Besonders an dem Gartenbuch über den Pilzanbau in Haus und Garten haben mir die praxisnahen Ausführungen zum Champignonanbau gefallen. Diese dürften für viele Hobbygärtner von Interesse sein.

Nützlinge im Garten


Das Gartenbuch „Nützlinge im Garten“ von Hans Steiner ist 1985 unter der ISBN 3 8001 6271 7 im Ulmer Verlag erschienen. Das zur Rezension vorliegende Buch beschäftigt sich mit den Tieren im Garten, die der biologischen Schädlingsbekämpfung dienen.

Obwohl das Gartenbuch aus dem Jahre 1985 stamm, bietet es auch 25 Jahre später noch viele interessante Tips zur biologischen Schädlingsbekämpfung, die zeitlos sind, also heute noch Gültigkeit besitzen. Das Buch ist für Hobbygärtner geauso geeignet wie für gewerblich tätige Gärtner, die sich über ökologische Prinzipien der Schädlingsbekämpfung informieren möchten. Der Autor erläutert verschiedene ökologischen Prinzipien, sowie Fachbegriffe aus der Ökologie im Buch über Nützlinge im Garten. Dann wird das Ökosystem Garten mit seinen verschiedenen tierischen Bewohnern näher betrachtet.

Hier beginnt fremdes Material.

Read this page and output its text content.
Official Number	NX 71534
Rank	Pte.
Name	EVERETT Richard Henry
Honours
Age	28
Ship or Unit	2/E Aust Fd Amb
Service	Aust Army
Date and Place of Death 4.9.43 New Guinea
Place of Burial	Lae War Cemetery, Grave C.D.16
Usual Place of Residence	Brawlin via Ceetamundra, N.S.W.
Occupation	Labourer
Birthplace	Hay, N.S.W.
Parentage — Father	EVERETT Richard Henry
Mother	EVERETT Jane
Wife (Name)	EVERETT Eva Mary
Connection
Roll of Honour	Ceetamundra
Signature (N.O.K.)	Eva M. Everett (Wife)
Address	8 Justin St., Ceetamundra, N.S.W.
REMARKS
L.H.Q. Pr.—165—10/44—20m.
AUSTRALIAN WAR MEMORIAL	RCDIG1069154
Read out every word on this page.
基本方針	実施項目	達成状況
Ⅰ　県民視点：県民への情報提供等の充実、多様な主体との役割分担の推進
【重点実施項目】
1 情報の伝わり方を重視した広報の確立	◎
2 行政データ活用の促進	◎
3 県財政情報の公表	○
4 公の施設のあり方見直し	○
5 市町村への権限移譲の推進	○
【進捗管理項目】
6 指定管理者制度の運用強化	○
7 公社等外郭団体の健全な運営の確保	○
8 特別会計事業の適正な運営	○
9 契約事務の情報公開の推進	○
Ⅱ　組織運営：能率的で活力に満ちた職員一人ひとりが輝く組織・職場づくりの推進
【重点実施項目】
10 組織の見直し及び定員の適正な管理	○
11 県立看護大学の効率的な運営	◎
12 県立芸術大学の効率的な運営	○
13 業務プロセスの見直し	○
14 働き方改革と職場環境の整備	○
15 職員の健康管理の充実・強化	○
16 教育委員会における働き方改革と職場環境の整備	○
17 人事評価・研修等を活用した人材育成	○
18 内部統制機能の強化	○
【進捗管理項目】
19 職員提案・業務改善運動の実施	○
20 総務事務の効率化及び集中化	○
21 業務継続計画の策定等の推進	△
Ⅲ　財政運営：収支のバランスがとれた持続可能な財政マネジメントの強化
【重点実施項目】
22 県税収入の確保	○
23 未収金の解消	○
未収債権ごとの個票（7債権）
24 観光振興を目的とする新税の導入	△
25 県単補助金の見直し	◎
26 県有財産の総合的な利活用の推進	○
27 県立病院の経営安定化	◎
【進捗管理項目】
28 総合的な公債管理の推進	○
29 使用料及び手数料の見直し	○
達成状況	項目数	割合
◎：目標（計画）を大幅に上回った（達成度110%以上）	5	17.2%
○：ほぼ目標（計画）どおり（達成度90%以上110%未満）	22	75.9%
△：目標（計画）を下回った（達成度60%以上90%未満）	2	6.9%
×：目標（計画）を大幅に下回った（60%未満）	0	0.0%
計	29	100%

Im darauffolgenden Kapitel, das sich mit den unterschiedlichen Arten der Nützlinge befasst, geht der Autor zunächst auf die verschiedenen Mikroorganismen im Garten ein. Dazu gehören verschiedene Bakterien, Viren, Pilze sowie Einzeller, die bei den Schädlingen Krankheiten auslösen und dadurch für die biologische Schädlingsbekämpfung im Garten sorgen. Im nächsten Abschnitt beschreibt der Autor größere Nützlinge wie Gliederfüßer, Spinnen und Insekten. Dabei erfährt man viele Details über Laufspinnen, Wolfsspinnen, sowie die weit verbreiteten Radnetzspinnen, zu denen auch die Kreuzspinnen gehören. Aber auch einige Arten der Wirbeltiere, Kriechtiere, Fische, Lurche, sowie Vögel oder Säugetiere sind Nützlinge im Garten. Beispielsweise vertilgen viele Arten der Fische Mückenlarven im Gartenteich. Lurche fressen Schnecken, während Maulwürfe sich von verschiedenen Insektenlarven im Garten ernähren. In weiteren Kapiteln geht der Autor auf Formen der Schädlingsbekämpfung, einschließlich der Nebenwirkungen, sowie auf integrierten Pflanzenschutz ein.

Besonders am Buch über Nützlinge im Garten haben mir die zahlreichen Portraits der Tierarten für den biologischen Pflanzenschutz gefallen.